I must say, that the film doesn't try to be all mysterious. It doesn't try to solve a puzzle, nor is it to offer an answer or an explanation. For all it's haughty theme and mission, i found that this film was merely telling a story. And given the nature of its story (in simple words, they are rather metaphysic. With an inspiration that probably came from the world shaped by the Internet and a larger portion of John August's personal professional life as a screenwriter), it won't appeal to many. Once the curiousity died away, many would simply changed a channel.

Ryan Reynolds in my opinion is one of the very few good young actors working today. I had seen three of his films in a relatively short time span, and his versatility was curiously deserved more attention in the future. In this film, he took three roles at once as a popular actor uncomfortable with him being a spotlight, manly, handsome, but unsecure, as a writer, smart, composed, timid, but confident, and pretty much as himself, reckless, with all the right ingredients for a young leading dude which reminds me a lot to his role in The Amytiville Horror. He was at ease in it. Easily switching colors like a chameleon. Melissa McCarthy was in her usual self as per seen in Gilmore Girls. Hope Davis wasn't had as much as challenge as Ryan and frankly, she is forgettable. And Elle Fanning (Dakota's little sister) though has a limited screen time was creepingly cute.

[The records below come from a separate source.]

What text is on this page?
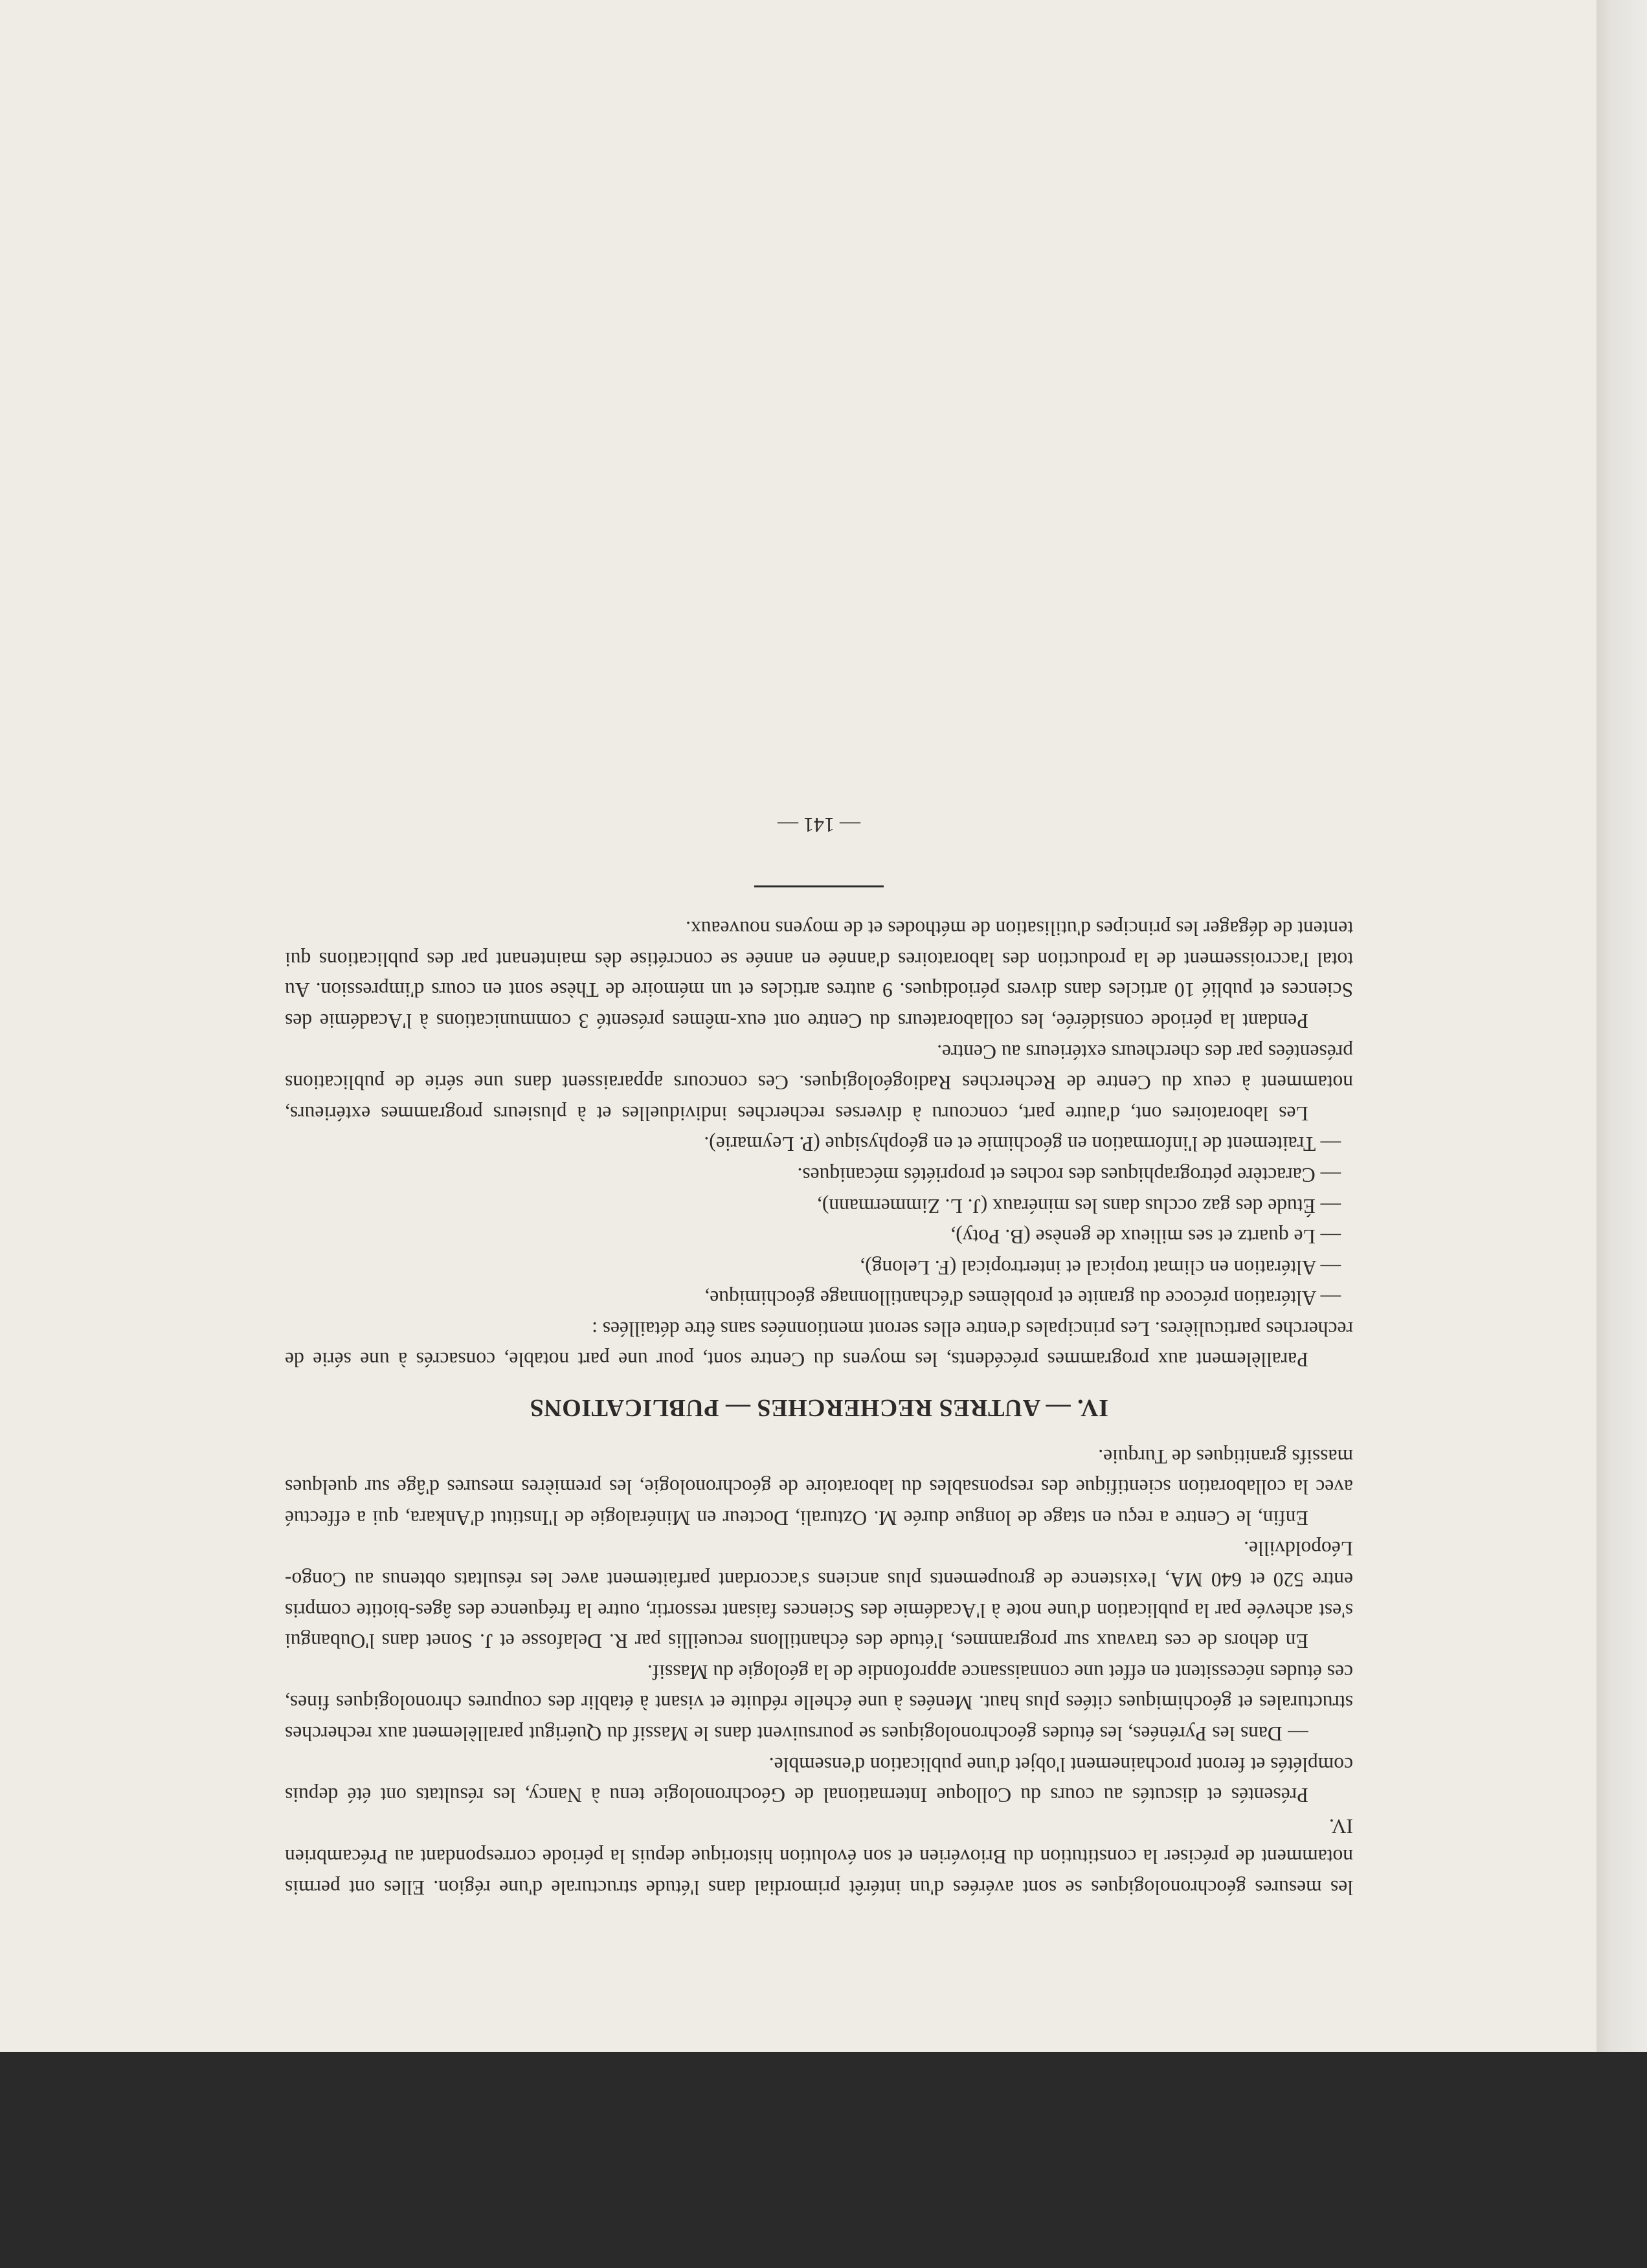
les mesures géochronologiques se sont avérées d'un intérêt primordial dans l'étude structurale d'une région. Elles ont permis notamment de préciser la constitution du Briovérien et son évolution historique depuis la période correspondant au Précambrien IV.

Présentés et discutés au cours du Colloque International de Géochronologie tenu à Nancy, les résultats ont été depuis complétés et feront prochainement l'objet d'une publication d'ensemble.

— Dans les Pyrénées, les études géochronologiques se poursuivent dans le Massif du Quérigut parallèlement aux recherches structurales et géochimiques citées plus haut. Menées à une échelle réduite et visant à établir des coupures chronologiques fines, ces études nécessitent en effet une connaissance approfondie de la géologie du Massif.

En dehors de ces travaux sur programmes, l'étude des échantillons recueillis par R. Delafosse et J. Sonet dans l'Oubangui s'est achevée par la publication d'une note à l'Académie des Sciences faisant ressortir, outre la fréquence des âges-biotite compris entre 520 et 640 MA, l'existence de groupements plus anciens s'accordant parfaitement avec les résultats obtenus au Congo-Léopoldville.

Enfin, le Centre a reçu en stage de longue durée M. Ozturali, Docteur en Minéralogie de l'Institut d'Ankara, qui a effectué avec la collaboration scientifique des responsables du laboratoire de géochronologie, les premières mesures d'âge sur quelques massifs granitiques de Turquie.

IV. — AUTRES RECHERCHES — PUBLICATIONS

Parallèlement aux programmes précédents, les moyens du Centre sont, pour une part notable, consacrés à une série de recherches particulières. Les principales d'entre elles seront mentionnées sans être détaillées :

— Altération précoce du granite et problèmes d'échantillonnage géochimique,
— Altération en climat tropical et intertropical (F. Lelong),
— Le quartz et ses milieux de genèse (B. Poty),
— Étude des gaz occlus dans les minéraux (J. L. Zimmermann),
— Caractère pétrographiques des roches et propriétés mécaniques.
— Traitement de l'information en géochimie et en géophysique (P. Leymarie).

Les laboratoires ont, d'autre part, concouru à diverses recherches individuelles et à plusieurs programmes extérieurs, notamment à ceux du Centre de Recherches Radiogéologiques. Ces concours apparaissent dans une série de publications présentées par des chercheurs extérieurs au Centre.

Pendant la période considérée, les collaborateurs du Centre ont eux-mêmes présenté 3 communications à l'Académie des Sciences et publié 10 articles dans divers périodiques. 9 autres articles et un mémoire de Thèse sont en cours d'impression. Au total l'accroissement de la production des laboratoires d'année en année se concrétise dès maintenant par des publications qui tentent de dégager les principes d'utilisation de méthodes et de moyens nouveaux.

— 141 —
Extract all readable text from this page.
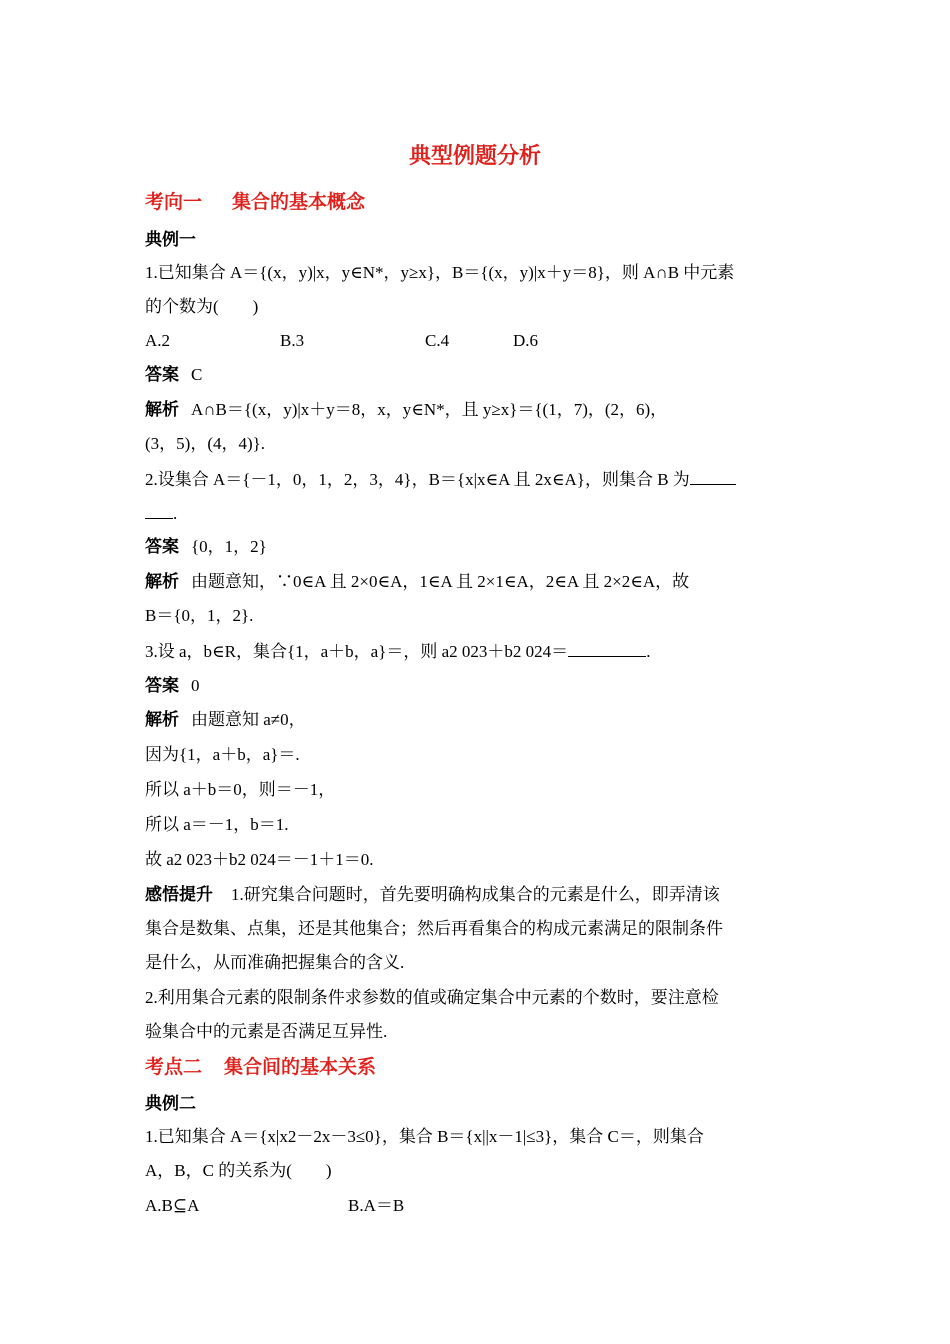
典型例题分析
考向一 集合的基本概念
典例一
1.已知集合 A＝{(x，y)|x，y∈N*，y≥x}，B＝{(x，y)|x＋y＝8}，则 A∩B 中元素
的个数为(　　)
A.2	B.3	C.4	D.6
答案 C
解析 A∩B＝{(x，y)|x＋y＝8，x，y∈N*，且 y≥x}＝{(1，7)，(2，6)，
(3，5)，(4，4)}.
2.设集合 A＝{－1，0，1，2，3，4}，B＝{x|x∈A 且 2x∈A}，则集合 B 为
.
答案 {0，1，2}
解析 由题意知，∵0∈A 且 2×0∈A，1∈A 且 2×1∈A，2∈A 且 2×2∈A，故
B＝{0，1，2}.
3.设 a，b∈R，集合{1，a＋b，a}＝，则 a2 023＋b2 024＝	.
答案 0
解析 由题意知 a≠0，
因为{1，a＋b，a}＝.
所以 a＋b＝0，则＝－1，
所以 a＝－1，b＝1.
故 a2 023＋b2 024＝－1＋1＝0.
感悟提升 1.研究集合问题时，首先要明确构成集合的元素是什么，即弄清该
集合是数集、点集，还是其他集合；然后再看集合的构成元素满足的限制条件
是什么，从而准确把握集合的含义.
2.利用集合元素的限制条件求参数的值或确定集合中元素的个数时，要注意检
验集合中的元素是否满足互异性.
考点二 集合间的基本关系
典例二
1.已知集合 A＝{x|x2－2x－3≤0}，集合 B＝{x||x－1|≤3}，集合 C＝，则集合
A，B，C 的关系为(　　)
A.B⊆A	B.A＝B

Further, i would say that this film is nothing more than a 100 minutes wasting away in a drain for i had no revelation, no sense of relief, or anything for that matter. Well, probably it wasn't my cup of coffee, or most likely, that i wasn't curious enough about "the Nines" that after a while, i stop caring, and when the Nines was actually "revealed" (notice the quote mark), rather than "ooh"-ing or "aah"-ing in an understanding, i checked my watch to see how much the time has gone by, or was it still enough time to write this article down and sit through another film, or not.

My rating: *1/2 / **** - Just digging my computer to see is there any 'old' article i hadn't yet published. This is one of them.